The European Capital of Culture programme was initially called the European City of Culture and was conceived in 1983 by Melina Mercouri, then serving as Greek Minister of Culture. Mercouri believed that at the time, culture was not given the same attention as politics and economics and a project for promoting European cultures within the member states should be pursued. The European City of Culture programme was launched in the summer of 1985 with Athens being the first title-holder. During the German Presidency of 1999, the European City of Culture programme was renamed the European Capital of Culture.

Developing the potential of the European capital of culture
A study carried out by an independent expert between 1995 and 2004 confirms the positive media response to the event.
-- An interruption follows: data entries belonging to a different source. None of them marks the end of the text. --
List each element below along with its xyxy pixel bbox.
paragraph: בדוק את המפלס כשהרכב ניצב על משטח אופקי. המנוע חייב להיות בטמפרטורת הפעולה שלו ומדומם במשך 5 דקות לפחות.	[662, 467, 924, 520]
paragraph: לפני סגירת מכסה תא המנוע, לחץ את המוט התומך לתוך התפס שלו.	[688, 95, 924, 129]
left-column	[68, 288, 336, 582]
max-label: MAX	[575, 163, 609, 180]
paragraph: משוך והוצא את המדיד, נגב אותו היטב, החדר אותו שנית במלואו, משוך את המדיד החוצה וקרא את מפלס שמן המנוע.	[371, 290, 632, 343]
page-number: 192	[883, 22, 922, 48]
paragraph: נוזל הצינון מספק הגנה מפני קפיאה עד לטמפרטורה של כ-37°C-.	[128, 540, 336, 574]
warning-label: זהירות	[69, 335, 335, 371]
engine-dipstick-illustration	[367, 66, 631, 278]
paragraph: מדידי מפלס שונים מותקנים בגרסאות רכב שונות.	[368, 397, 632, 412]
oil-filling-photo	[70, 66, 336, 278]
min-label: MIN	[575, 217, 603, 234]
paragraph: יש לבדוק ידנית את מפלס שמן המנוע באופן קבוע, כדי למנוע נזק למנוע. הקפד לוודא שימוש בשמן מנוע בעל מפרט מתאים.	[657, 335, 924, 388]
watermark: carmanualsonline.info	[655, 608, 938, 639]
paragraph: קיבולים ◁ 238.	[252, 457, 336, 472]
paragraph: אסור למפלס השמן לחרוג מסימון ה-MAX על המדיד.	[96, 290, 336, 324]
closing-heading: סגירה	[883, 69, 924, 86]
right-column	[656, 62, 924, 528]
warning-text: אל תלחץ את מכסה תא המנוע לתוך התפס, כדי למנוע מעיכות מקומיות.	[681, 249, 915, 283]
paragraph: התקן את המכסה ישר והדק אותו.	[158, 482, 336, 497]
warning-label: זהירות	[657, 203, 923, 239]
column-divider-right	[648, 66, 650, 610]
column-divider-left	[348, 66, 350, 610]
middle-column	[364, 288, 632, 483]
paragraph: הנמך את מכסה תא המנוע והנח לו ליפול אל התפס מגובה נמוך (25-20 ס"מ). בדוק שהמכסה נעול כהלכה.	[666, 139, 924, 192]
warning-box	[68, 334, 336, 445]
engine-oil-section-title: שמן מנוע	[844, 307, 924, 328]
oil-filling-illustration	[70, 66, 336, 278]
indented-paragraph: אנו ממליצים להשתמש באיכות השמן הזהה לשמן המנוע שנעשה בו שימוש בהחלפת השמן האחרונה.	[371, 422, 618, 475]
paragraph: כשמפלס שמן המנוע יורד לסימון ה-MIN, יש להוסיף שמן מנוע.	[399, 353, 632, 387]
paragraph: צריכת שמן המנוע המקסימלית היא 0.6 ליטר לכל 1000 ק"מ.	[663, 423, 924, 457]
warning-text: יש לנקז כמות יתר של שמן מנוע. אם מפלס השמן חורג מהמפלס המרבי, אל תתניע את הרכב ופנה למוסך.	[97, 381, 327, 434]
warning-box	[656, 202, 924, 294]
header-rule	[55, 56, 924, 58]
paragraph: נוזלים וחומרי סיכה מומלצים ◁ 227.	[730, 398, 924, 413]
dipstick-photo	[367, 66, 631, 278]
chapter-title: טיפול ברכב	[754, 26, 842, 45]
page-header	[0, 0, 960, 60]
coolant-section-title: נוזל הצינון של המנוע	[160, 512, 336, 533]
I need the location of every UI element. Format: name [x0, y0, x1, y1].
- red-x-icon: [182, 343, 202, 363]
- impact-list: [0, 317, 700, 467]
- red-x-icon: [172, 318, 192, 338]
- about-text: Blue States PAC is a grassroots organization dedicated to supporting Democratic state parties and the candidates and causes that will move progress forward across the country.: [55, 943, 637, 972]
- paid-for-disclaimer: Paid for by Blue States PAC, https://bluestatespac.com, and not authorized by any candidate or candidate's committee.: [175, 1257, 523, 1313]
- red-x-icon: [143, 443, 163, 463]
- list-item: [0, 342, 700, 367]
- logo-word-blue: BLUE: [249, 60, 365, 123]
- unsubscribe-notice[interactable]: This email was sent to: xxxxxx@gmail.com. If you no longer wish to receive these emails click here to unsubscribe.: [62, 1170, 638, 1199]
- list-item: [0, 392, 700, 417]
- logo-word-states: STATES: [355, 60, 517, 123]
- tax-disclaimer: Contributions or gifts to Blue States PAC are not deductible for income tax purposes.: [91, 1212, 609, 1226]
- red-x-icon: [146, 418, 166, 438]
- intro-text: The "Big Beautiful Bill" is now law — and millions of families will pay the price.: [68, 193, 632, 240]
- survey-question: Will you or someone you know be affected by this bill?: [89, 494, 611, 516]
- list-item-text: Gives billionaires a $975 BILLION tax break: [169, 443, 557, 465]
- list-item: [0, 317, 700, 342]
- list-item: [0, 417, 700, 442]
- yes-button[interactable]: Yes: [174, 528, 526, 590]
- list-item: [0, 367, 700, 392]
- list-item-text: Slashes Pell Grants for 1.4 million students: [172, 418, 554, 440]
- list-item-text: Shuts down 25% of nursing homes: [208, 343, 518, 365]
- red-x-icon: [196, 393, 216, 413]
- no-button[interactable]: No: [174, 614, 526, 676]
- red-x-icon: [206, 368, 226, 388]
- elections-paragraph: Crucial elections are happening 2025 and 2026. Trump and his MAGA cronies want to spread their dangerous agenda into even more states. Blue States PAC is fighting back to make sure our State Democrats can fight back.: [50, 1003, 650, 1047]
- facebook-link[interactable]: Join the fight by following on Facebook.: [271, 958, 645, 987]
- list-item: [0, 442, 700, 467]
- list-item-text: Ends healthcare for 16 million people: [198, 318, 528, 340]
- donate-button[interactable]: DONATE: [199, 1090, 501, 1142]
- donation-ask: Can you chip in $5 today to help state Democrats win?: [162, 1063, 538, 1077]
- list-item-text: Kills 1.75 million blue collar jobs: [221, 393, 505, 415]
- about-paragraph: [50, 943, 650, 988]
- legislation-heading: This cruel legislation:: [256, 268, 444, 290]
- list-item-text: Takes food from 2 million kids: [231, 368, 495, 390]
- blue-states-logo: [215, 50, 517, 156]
It has improved the image of the chosen cities in the eyes of their inhabitants and helped develop culture and tourism there. The EU wants to see the forthcoming cultural capitals do yet more to encourage the long-term impact on the cultural development of the cities and their environs. The new procedure includes a key follow-up phase once the cities have been selected.

How cities are selected
Cities wishing to become European capital of culture must prepare a cultural programme that meets rather specific criteria: it must reflect the European character of the event and involve the participation of the people who live there.

The European flavour can be seen in the themes chosen and the artists and cultural organisers from different countries cooperating to put on the event. The programme must also have a lasting and sustainable impact on the city’s long-term cultural, economic and social development.